BENEFITS - 25.10.2007

Grateful suppliers

Imagine the scene. In the corner of your office is a large box full of bottles of wine and other “thank you” gifts from grateful suppliers. Then some bright spark suggests you might have to pay tax on them. Are they right?

Other occupations

Comparison. At the end of term a schoolteacher is likely to struggle home laden down with a large box full of presents. You have even noticed local supermarkets selling mugs inscribed “To the best teacher in the world”. However, do these come with a tax liability as benefits-in-kind? What are the income tax and NI implications of these employee presents?

Rule of thumb. Generally, voluntary payments or gifts made by an employer to an employee are assessable to income tax, except where it can be shown that there was a personal element in the gift. In our example, the gifts to the teacher are certainly not provided by the education authority so fall outside the scope of P11D taxable benefits. Neither are they provided by someone else’s employer and consequently no third party reporting is required.

Warning. However, had the school been a private educational establishment and a week in Tuscany was offered by the parents in respect of extra tuition for the child, then perhaps a closer scrutiny of the gift and freebie arrangement would generally be called for.

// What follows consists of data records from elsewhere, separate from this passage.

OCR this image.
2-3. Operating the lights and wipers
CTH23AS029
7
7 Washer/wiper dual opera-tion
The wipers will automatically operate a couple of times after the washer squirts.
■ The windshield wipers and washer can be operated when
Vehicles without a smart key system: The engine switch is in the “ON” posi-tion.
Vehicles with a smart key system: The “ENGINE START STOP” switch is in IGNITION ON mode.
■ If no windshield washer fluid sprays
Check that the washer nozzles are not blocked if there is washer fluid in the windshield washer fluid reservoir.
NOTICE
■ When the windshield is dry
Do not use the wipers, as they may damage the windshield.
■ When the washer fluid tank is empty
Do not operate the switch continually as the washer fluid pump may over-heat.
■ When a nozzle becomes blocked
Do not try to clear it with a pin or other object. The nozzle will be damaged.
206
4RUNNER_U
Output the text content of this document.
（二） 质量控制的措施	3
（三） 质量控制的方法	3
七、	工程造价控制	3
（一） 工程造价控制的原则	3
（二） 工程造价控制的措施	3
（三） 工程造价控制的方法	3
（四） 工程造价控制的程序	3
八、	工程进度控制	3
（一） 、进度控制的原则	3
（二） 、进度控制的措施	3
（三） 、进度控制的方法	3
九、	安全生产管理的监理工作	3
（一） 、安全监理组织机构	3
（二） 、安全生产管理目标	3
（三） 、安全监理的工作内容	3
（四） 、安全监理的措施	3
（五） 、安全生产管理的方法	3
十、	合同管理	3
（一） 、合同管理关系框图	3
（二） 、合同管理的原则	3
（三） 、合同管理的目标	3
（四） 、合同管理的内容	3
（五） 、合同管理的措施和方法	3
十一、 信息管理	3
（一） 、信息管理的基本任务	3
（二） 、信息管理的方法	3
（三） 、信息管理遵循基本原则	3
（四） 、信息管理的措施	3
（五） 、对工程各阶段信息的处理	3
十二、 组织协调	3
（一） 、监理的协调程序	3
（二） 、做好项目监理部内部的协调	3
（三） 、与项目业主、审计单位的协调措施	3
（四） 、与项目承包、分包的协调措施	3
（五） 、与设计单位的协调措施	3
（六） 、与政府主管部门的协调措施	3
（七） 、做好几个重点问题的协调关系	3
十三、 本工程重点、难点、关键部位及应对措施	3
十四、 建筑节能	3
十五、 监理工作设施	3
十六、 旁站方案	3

You. Surely the rules are the same for you or your employees if you get, say, Christmas gifts from your customers/suppliers this year?

Your business

£250 tax-free. Since April 2003, gifts to employees and directors of up to £250 (per tax year) from individual third parties are exempt from tax. If the limit is exceeded, the total amount is taxable, not just the excess. Conditions? First, gifts provided by a parent or associated company are not covered by the exemption. Second, the gift must not be made in recognition of, or in anticipation of services (see The next step). Gifts from separate sources don’t have to be added together, so you could have received gifts of just under £250 from several different tax sources.

Pooling gifts. Some employers operate a policy that all gifts are pooled. When they are subsequently distributed it’s the employer who is making the gift. It’s therefore the cost to the employer of any gift, which is important. If you were given the gift in the first place there would be no cost, and therefore nothing to report to the Taxman.

Entertainment. Goodwill entertainment of employees by third parties is also exempt from tax. Again there are conditions although there is no £250 limit on the cost of the entertainment. The Taxman expects you to ask yourself the question: “Why was I entertained or why did I receive the gift?” But who does?

Conclusion

Small gifts can now be regarded as trivial and as such will not have to be declared to the Taxman. Gifts to employees and directors of up to £250 (per tax year) from individual third parties are exempt from tax. However, it’s up to the giver to tell you the cost of those gifts, which definitely won’t be the price you see in the shops.

The next step

For a list of what is exempt from the Taxman’s scrutiny, visit the Download Zone at http://tax.indicator.co.uk (TX 08.02.05).

Gifts to employees and directors of up to £250 (per tax year) from third parties are exempt from tax. The grey area is in the valuation of the gifts so you have some leeway before you reach that £250 figure.